Green Seal’s revised paint standard works to get out the VOC

By Linda Chipperfield on October 24, 2008

Because paint is one of the biggest contributors to indoor air pollution, Green Seal has recently updated its environmental standards in a new Green Seal Standard – GS-11.

The revised standard works harder to protect indoor air quality by increasing the number of prohibited chemicals, reducing allowable VOC (volatile organic compounds, which have both short and long term health effects) levels, requiring more accurate VOC testing, and giving shoppers more information on how to reduce their impact through paint use, storage and recycling.

The first edition of GS-11 prohibited 25 chemicals such as toluene, benzene and formaldehyde. But with the rapid growth of formulation technology, we wanted to expand this list to eliminate other chemicals that might be as harmful or worse than those in the existing standard. By including a more comprehensive list of prohibited chemicals the standard removes these loopholes and ensures safer paint formulas. Hazardous air pollutants and ozone-depleting compounds are prohibited, as are carcinogens, mutagens and reproductive toxins.

With greater awareness about indoor air pollutants, low- or zero-VOC paints have experienced increased sales. However, many shoppers are not aware that they increase VOC levels when they add colorants to the base paint. For most paints, the darker the tint, the higher the VOC of the final blend. By adjusting the levels of VOCs allowed in base paint and including criteria for colorants, the new standard ensures that even a heavily tinted paint will still contain minimum VOCs.

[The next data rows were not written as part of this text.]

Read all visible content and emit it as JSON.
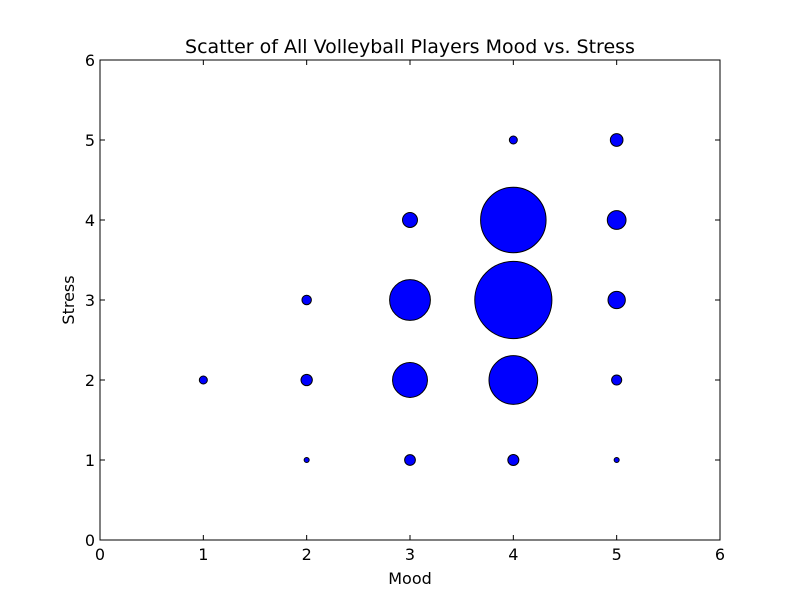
{
  "chart_data": {
    "type": "scatter",
    "title": "Scatter of All Volleyball Players Mood vs. Stress",
    "xlabel": "Mood",
    "ylabel": "Stress",
    "xlim": [
      0,
      6
    ],
    "ylim": [
      0,
      6
    ],
    "xticks": [
      "0",
      "1",
      "2",
      "3",
      "4",
      "5",
      "6"
    ],
    "yticks": [
      "0",
      "1",
      "2",
      "3",
      "4",
      "5",
      "6"
    ],
    "grid": false,
    "marker_color": "#0000ff",
    "marker_edge_color": "#000000",
    "size_note": "marker area proportional to count of players",
    "points": [
      {
        "x": 1,
        "y": 2,
        "count": 1
      },
      {
        "x": 2,
        "y": 1,
        "count": 0.4
      },
      {
        "x": 2,
        "y": 2,
        "count": 2
      },
      {
        "x": 2,
        "y": 3,
        "count": 1.4
      },
      {
        "x": 3,
        "y": 1,
        "count": 1.8
      },
      {
        "x": 3,
        "y": 2,
        "count": 19
      },
      {
        "x": 3,
        "y": 3,
        "count": 26
      },
      {
        "x": 3,
        "y": 4,
        "count": 3.5
      },
      {
        "x": 4,
        "y": 1,
        "count": 1.9
      },
      {
        "x": 4,
        "y": 2,
        "count": 37
      },
      {
        "x": 4,
        "y": 3,
        "count": 93
      },
      {
        "x": 4,
        "y": 4,
        "count": 67
      },
      {
        "x": 4,
        "y": 5,
        "count": 1
      },
      {
        "x": 5,
        "y": 1,
        "count": 0.4
      },
      {
        "x": 5,
        "y": 2,
        "count": 1.6
      },
      {
        "x": 5,
        "y": 3,
        "count": 4.7
      },
      {
        "x": 5,
        "y": 4,
        "count": 5.5
      },
      {
        "x": 5,
        "y": 5,
        "count": 2.5
      }
    ]
  }
}
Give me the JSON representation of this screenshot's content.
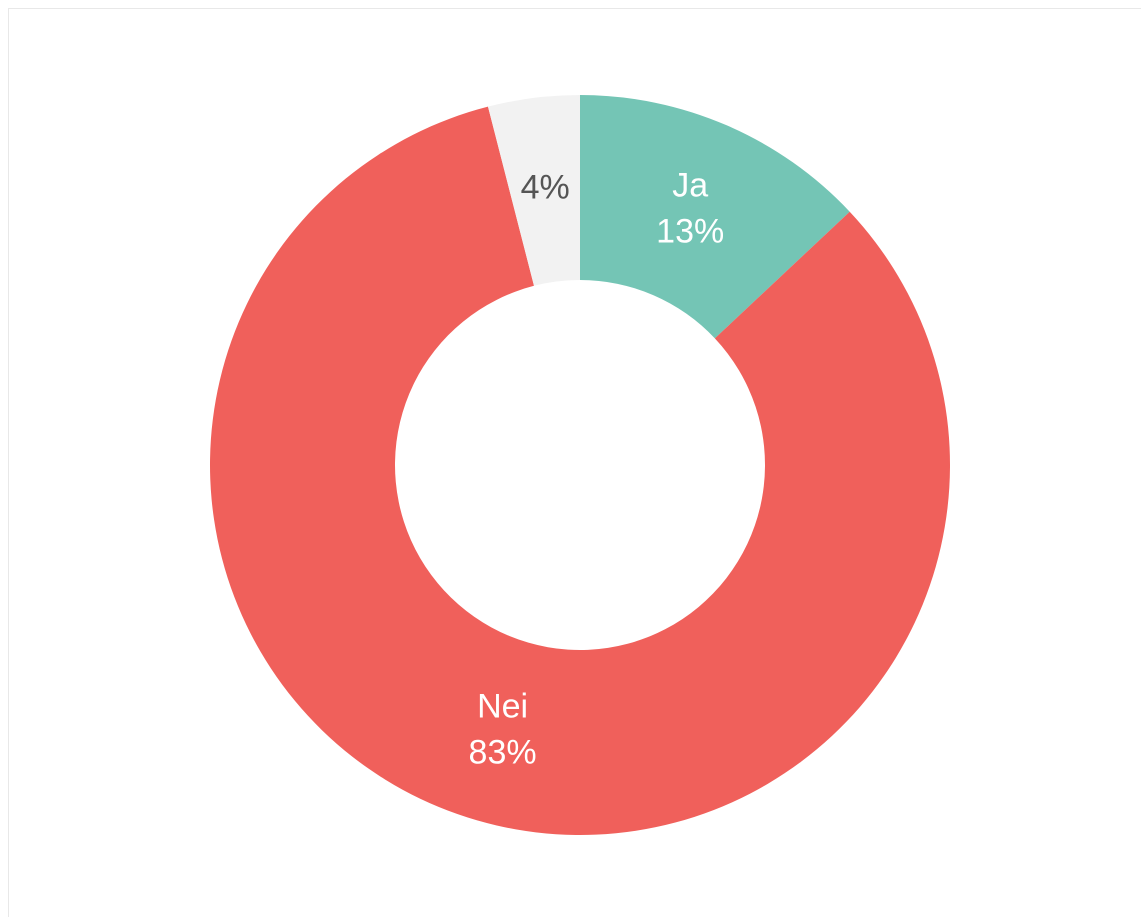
{
  "chart_data": {
    "type": "donut",
    "categories": [
      "Ja",
      "Nei",
      null
    ],
    "values": [
      13,
      83,
      4
    ],
    "value_labels": [
      "13%",
      "83%",
      "4%"
    ],
    "colors": [
      "#74c5b5",
      "#f0605b",
      "#f2f2f2"
    ]
  }
}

Measurement of volatile organic compounds has historically been an imprecise process. The lower the VOC level, the more difficult it has been to get an accurate measurement. Green Seal has incorporated a more direct assessment method into the standard, which is estimated to be 10 times more effective and becomes even more accurate as the VOC levels approach zero.

Considering the life cycle of a can of paint is vital to measuring VOC impact. Examining how the entire can is used and disposed of helps to “close the loop” on its toxicity. Under the new Green Seal standard, manufacturers are required to include instructions on the label for proper disposal or, preferably, reuse or recycling of leftover paint. Users must be advised concerning source reduction (buying just what is needed), proper use to reduce waste and proper ventilation. Pre-consumer waste and leftover paint should be collected and donated, as markets for recycled paint continue to grow. Any paint that is kept out of the waste stream helps protect the environment and reduces the raw materials required to make new paint.

Green Seal is happy to offer this new standard to paint manufacturers as a way to identify themselves as leaders in the industry. As consumers continue to demand safer, more sustainable products, this new standard provides a guideline to meet that demand.